The Lever Chair Squat is a powerful lower body exercise that targets your quadriceps, glutes, hamstrings, and calves. It is an excellent exercise to strengthen and tone your leg muscles, as well as improve your overall lower body strength and stability. To perform the Lever Chair Squat, you'll need a sturdy chair or bench. Start by standing in front of the chair with your feet shoulder-width apart. Keep your chest up, shoulders back, and engage your core muscles for stability. Begin the movement by shifting your weight onto your heels and pushing your hips back as if you're going to sit down on the chair. Keep your knees in line with your toes and your back straight throughout the exercise. Lower yourself down slowly and with control until your glutes touch the chair. Pause for a brief moment at the bottom position. To complete the exercise, drive through your heels and squeeze your glutes as you stand back up to the starting position. Make sure to exhale as you exert force during the upward phase of the squat. The Lever Chair Squat can be modified to suit different fitness levels. Beginners can start by using a higher chair or bench to decrease the range of motion and intensity. As you become more comfortable with the movement, you can challenge yourself by using a lower chair or adding weights such as dumbbells or a barbell to increase the difficulty. Remember to listen to your body and start with a weight that is appropriate for your fitness level. Always maintain proper form throughout the exercise to prevent injuries. Incorporate the Lever Chair Squat into your workout routine to build strong and shapely legs while improving your functional strength.


  • Start by standing in front of a sturdy chair or bench, with your feet shoulder-width apart.
  • Slowly lower your body down towards the chair, as if you were about to sit down. Keep your chest lifted and your knees aligned with your toes.
  • Just before reaching the chair, pause for a moment and then push through your heels to stand back up to the starting position.
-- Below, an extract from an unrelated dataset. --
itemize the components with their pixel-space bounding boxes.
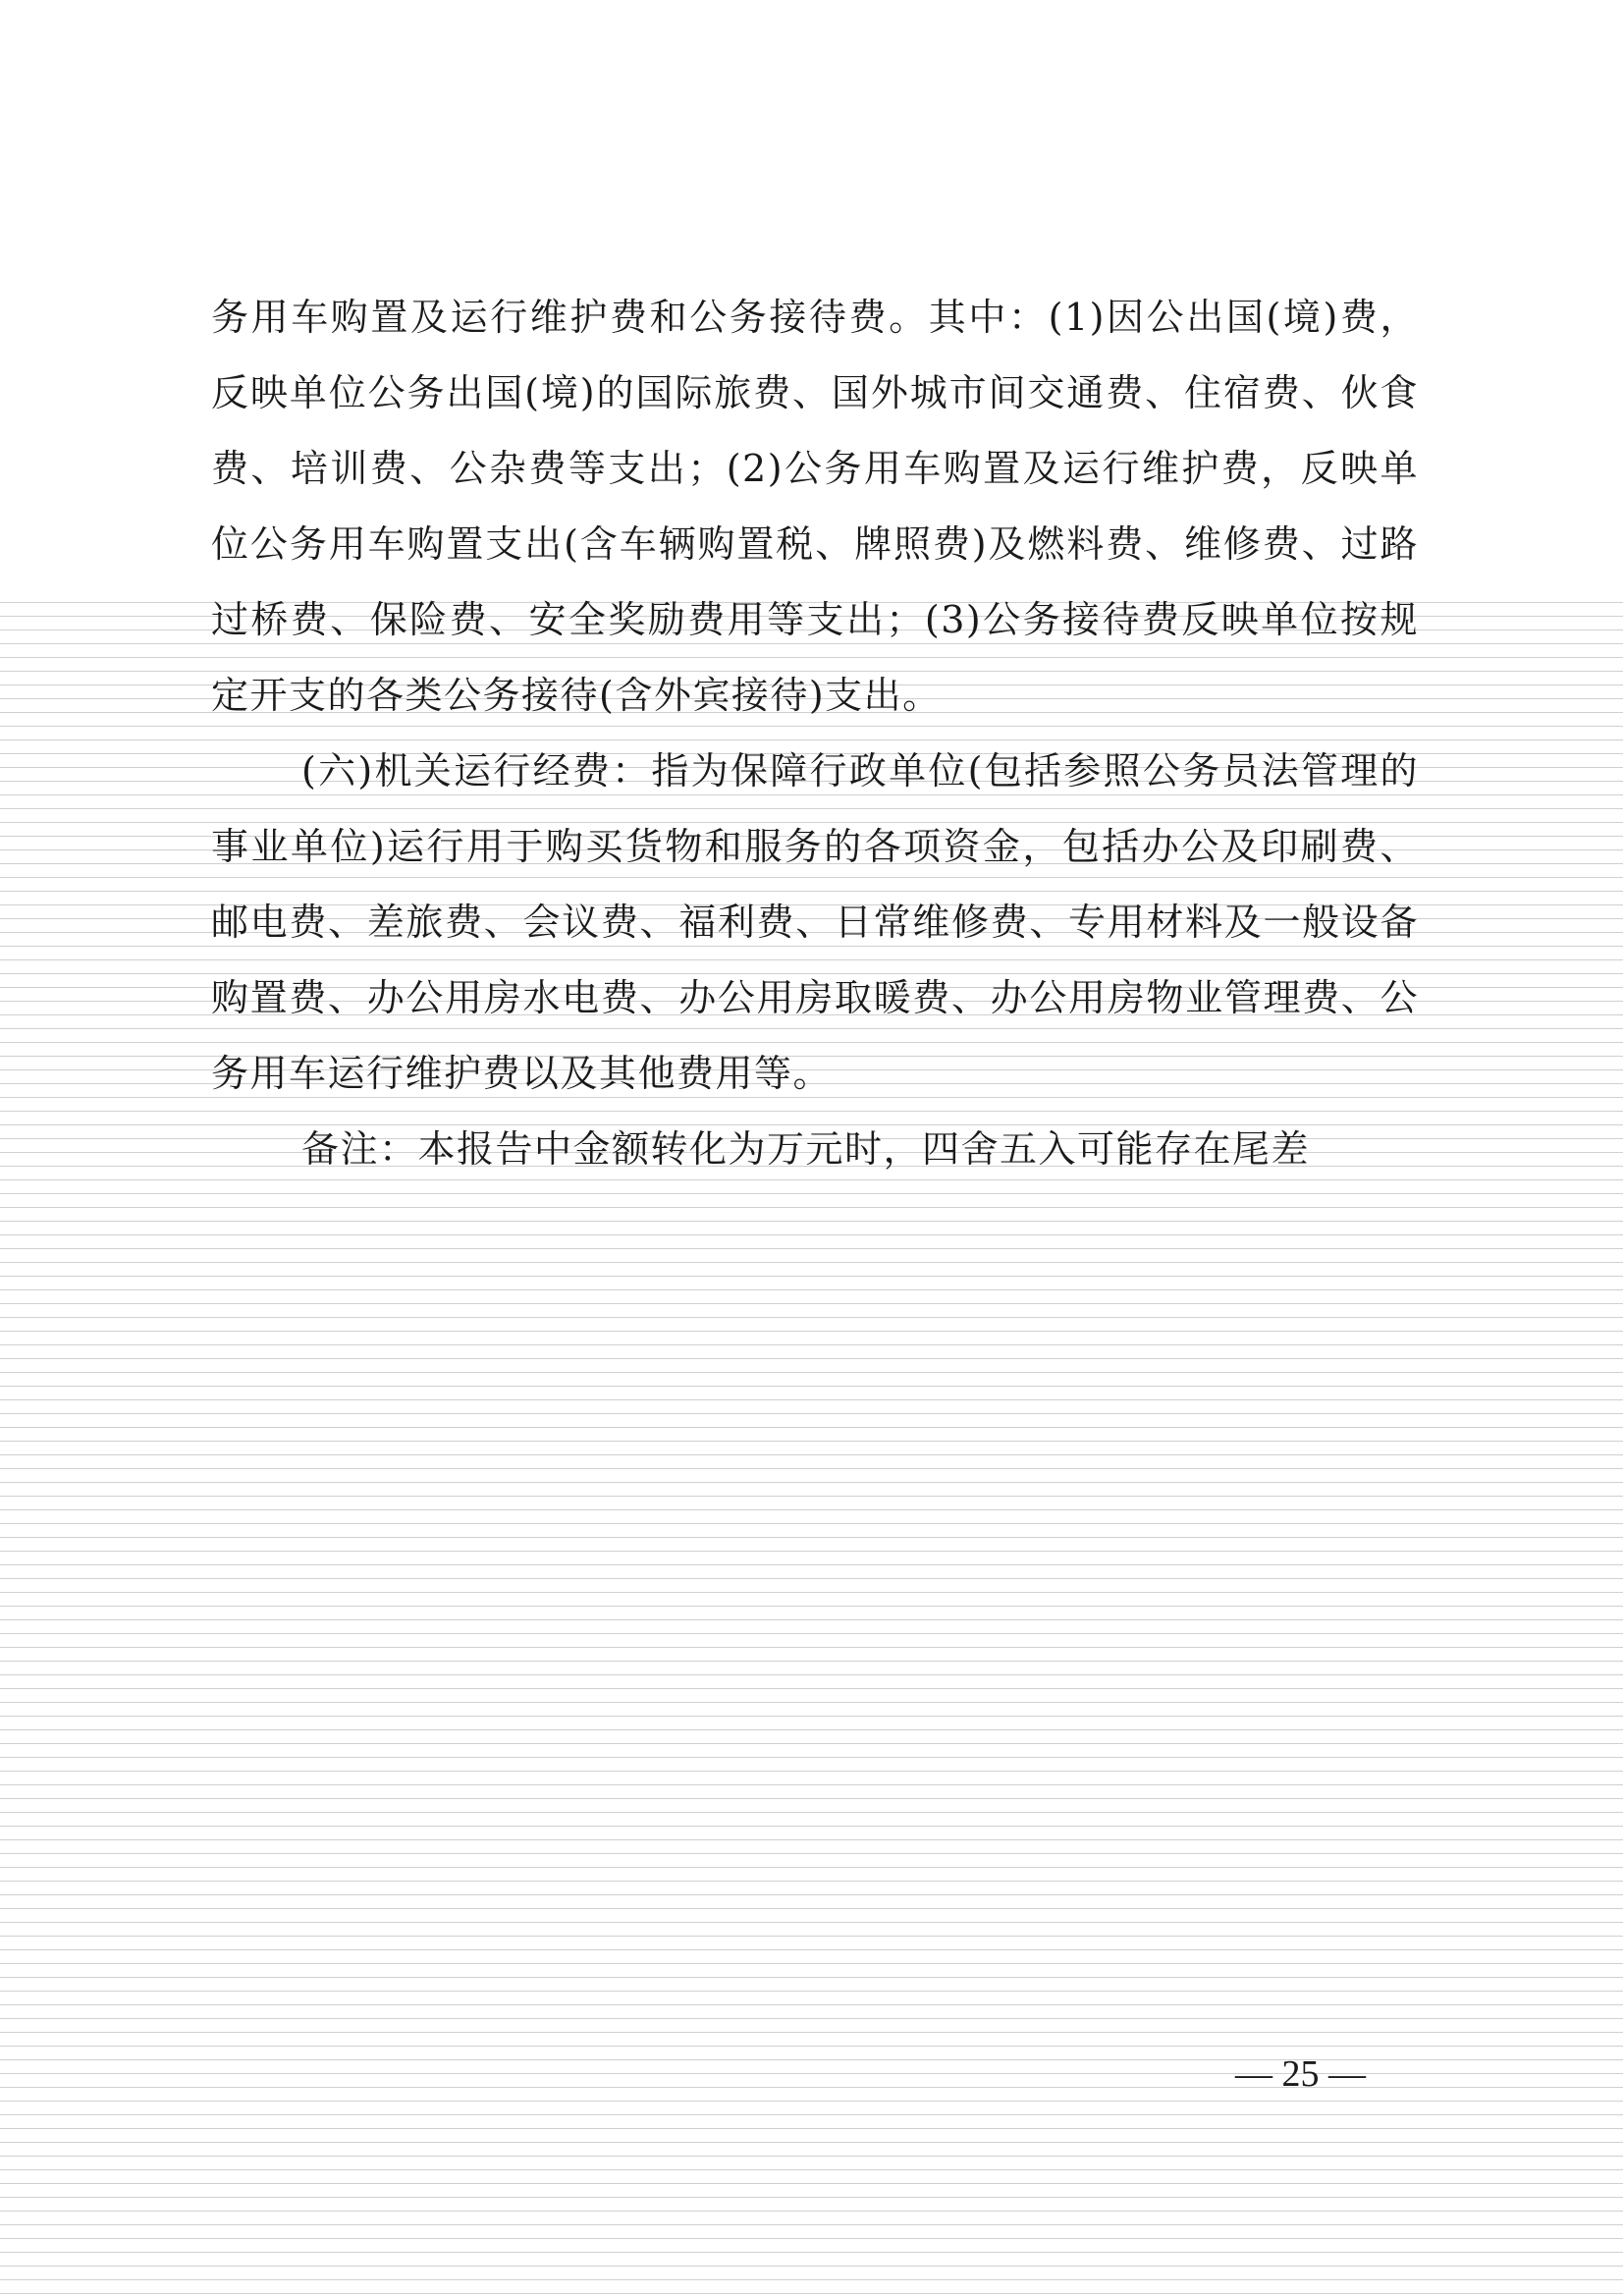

Your thighs should be parallel to the floor.
  • Repeat the movement for the recommended number of repetitions.
  • Tip: To ensure proper form, it's important to engage your core, keep your back straight, and avoid leaning forward or rounding your spine.

Tips & Tricks

  • Maintain proper form and technique throughout the movement.
  • Increase the resistance gradually as you get stronger.
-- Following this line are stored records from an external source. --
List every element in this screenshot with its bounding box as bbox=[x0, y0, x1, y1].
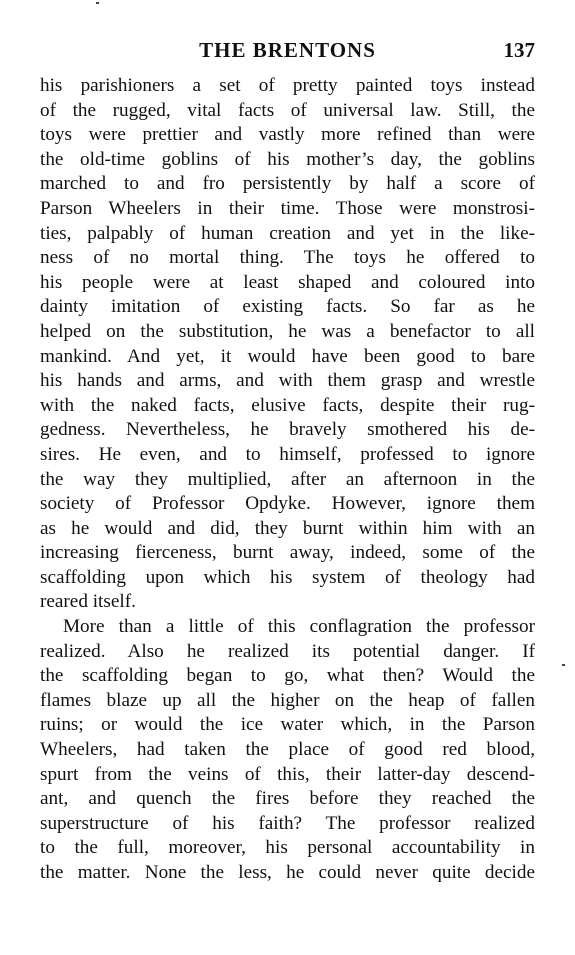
text-line: reared itself. bbox=[40, 591, 136, 613]
text-line: society of Professor Opdyke. However, ignore them bbox=[40, 493, 535, 515]
text-line: marched to and fro persistently by half a score of bbox=[40, 173, 535, 195]
text-line: the old-time goblins of his mother’s day, the goblins bbox=[40, 148, 535, 170]
text-line: of the rugged, vital facts of universal law. Still, the bbox=[40, 99, 535, 121]
text-line: scaffolding upon which his system of theology had bbox=[40, 566, 535, 588]
text-line: ness of no mortal thing. The toys he offered to bbox=[40, 247, 535, 269]
text-line: flames blaze up all the higher on the heap of fallen bbox=[40, 689, 535, 711]
body-text bbox=[40, 74, 535, 886]
text-line: More than a little of this conflagration the professor bbox=[63, 616, 535, 638]
text-line: superstructure of his faith? The professor realized bbox=[40, 812, 535, 834]
text-line: mankind. And yet, it would have been good to bare bbox=[40, 345, 535, 367]
text-line: toys were prettier and vastly more refined than were bbox=[40, 124, 535, 146]
text-line: ruins; or would the ice water which, in the Parson bbox=[40, 714, 535, 736]
text-line: the scaffolding began to go, what then? Would the bbox=[40, 665, 535, 687]
text-line: as he would and did, they burnt within him with an bbox=[40, 517, 535, 539]
text-line: realized. Also he realized its potential danger. If bbox=[40, 640, 535, 662]
text-line: his hands and arms, and with them grasp and wrestle bbox=[40, 370, 535, 392]
text-line: helped on the substitution, he was a benefactor to all bbox=[40, 320, 535, 342]
text-line: sires. He even, and to himself, professed to ignore bbox=[40, 443, 535, 465]
running-title: THE BRENTONS bbox=[199, 38, 376, 62]
text-line: spurt from the veins of this, their latter-day descend- bbox=[40, 763, 535, 785]
text-line: dainty imitation of existing facts. So far as he bbox=[40, 296, 535, 318]
text-line: his people were at least shaped and coloured into bbox=[40, 271, 535, 293]
text-line: Wheelers, had taken the place of good red blood, bbox=[40, 739, 535, 761]
paragraph-1 bbox=[40, 74, 535, 615]
text-line: to the full, moreover, his personal accountability in bbox=[40, 837, 535, 859]
text-line: the way they multiplied, after an afternoon in the bbox=[40, 468, 535, 490]
text-line: his parishioners a set of pretty painted toys instead bbox=[40, 75, 535, 96]
text-line: Parson Wheelers in their time. Those were monstrosi- bbox=[40, 197, 535, 219]
text-line: ant, and quench the fires before they reached the bbox=[40, 788, 535, 810]
text-line: with the naked facts, elusive facts, despite their rug- bbox=[40, 394, 535, 416]
text-line: the matter. None the less, he could never quite decide bbox=[40, 862, 535, 883]
print-mark-top bbox=[96, 2, 99, 4]
running-header bbox=[40, 38, 535, 64]
page-number: 137 bbox=[503, 38, 535, 62]
text-line: increasing fierceness, burnt away, indeed, some of the bbox=[40, 542, 535, 564]
text-line: ties, palpably of human creation and yet in the like- bbox=[40, 222, 535, 244]
text-line: gedness. Nevertheless, he bravely smothered his de- bbox=[40, 419, 535, 441]
print-mark-right bbox=[562, 664, 565, 666]
paragraph-2 bbox=[40, 615, 535, 886]
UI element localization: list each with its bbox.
  • Engage your core muscles to stabilize your body during the exercise.
  • Breathe in as you lower your body and breathe out as you push yourself back up.
  • Start with a comfortable range of motion and gradually increase it over time.
  • Incorporate variations of the lever chair squat, such as single-leg squats or explosive squats, to challenge your muscles in different ways.
  • Listen to your body and take rest days when needed to allow for proper recovery.
  • Combine the lever chair squat with other lower body exercises like lunges or deadlifts to create a well-rounded leg workout.
  • Stay hydrated and fuel your body with nutritious foods to support muscle growth and overall performance.
  • Consult with a fitness professional to ensure proper form and technique.